A 120-meter- long tunnel running alongside a fault allows for close-up study of earthquakes and answers to two of the most important and unresolved questions in seismology : what happens just before an earthquake starts and what causes it to stop . It has now been built in the Ticino Alps of Switzerland , at the BedrettoLab of the Swiss Federal Institute of Technology in Zurich, to conduct experiments under the FEAR project , in which the National Institute of Geophysics and Volcanology in Rome is also participating. The project was funded by the European Research Council with 14 million euros.
"The fault observatory is the missing piece in the earthquake study puzzle," comments Domenico Giardini of the ETH and former president of the INGV, one of the project coordinators. "We have excellent monitoring networks around the world, but most of them are located on the surface, and therefore many kilometers away from the earthquakes' origin. Furthermore," Giardini continues, "even the few sensors in the wells are normally located only near the fault zones, not inside them ."

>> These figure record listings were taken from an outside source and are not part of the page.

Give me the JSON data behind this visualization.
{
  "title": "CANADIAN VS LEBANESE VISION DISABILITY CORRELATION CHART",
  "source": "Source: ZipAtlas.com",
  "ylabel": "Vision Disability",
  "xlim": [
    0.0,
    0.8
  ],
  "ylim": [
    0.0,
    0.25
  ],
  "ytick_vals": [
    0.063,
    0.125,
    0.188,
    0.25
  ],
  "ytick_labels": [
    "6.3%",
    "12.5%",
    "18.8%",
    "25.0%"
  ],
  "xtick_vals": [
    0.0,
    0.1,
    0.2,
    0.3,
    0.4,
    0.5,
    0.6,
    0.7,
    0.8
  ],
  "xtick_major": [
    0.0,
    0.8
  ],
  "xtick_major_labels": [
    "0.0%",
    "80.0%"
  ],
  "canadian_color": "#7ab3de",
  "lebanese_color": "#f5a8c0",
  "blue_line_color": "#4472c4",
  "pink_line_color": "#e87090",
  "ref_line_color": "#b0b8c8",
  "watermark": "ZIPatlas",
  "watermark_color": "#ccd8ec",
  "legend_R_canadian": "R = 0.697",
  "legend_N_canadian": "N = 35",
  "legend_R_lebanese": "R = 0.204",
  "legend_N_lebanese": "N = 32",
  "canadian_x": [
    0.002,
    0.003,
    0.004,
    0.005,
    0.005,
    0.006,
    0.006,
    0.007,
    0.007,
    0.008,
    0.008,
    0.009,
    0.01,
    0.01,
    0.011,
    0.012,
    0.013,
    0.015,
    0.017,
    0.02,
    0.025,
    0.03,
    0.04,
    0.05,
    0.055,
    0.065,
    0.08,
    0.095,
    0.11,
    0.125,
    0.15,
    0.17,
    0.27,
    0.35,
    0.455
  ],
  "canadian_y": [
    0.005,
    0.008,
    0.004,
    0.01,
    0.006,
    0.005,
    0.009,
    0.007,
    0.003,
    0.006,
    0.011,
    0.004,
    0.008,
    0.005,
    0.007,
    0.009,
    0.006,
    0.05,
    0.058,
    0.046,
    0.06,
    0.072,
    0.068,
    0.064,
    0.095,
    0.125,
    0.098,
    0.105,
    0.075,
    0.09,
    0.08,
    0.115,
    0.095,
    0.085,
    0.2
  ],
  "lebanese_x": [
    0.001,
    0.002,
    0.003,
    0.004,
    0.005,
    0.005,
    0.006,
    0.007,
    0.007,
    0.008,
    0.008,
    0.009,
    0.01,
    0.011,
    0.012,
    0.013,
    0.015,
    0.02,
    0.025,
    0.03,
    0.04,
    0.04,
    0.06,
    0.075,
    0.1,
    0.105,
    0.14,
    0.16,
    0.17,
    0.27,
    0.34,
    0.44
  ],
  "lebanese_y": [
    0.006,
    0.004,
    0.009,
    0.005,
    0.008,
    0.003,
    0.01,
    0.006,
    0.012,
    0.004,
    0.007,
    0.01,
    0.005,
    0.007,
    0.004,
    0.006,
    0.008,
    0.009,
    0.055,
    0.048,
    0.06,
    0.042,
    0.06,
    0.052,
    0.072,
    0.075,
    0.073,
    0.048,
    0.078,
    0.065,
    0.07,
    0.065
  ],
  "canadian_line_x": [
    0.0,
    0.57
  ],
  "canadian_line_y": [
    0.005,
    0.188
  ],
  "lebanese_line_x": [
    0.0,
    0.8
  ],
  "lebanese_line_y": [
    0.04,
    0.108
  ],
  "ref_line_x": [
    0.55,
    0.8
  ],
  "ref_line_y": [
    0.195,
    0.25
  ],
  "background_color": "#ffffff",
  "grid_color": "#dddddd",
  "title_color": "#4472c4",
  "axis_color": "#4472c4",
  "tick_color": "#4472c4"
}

Thanks to the tunnel's proximity to the selected fault, researchers will be able to study in detail how an earthquake forms and propagates until its energy is exhausted. They will also be looking for precursor signals that could help predict stronger earthquakes in the future. The wells dug to reach the fault are equipped with a wide range of sensors , forming a unique monitoring network . Some of the wells will also allow water to be injected to trigger small earthquakes of magnitude 1 , a value well below the threshold of human perception but still capable of producing strong ground movements.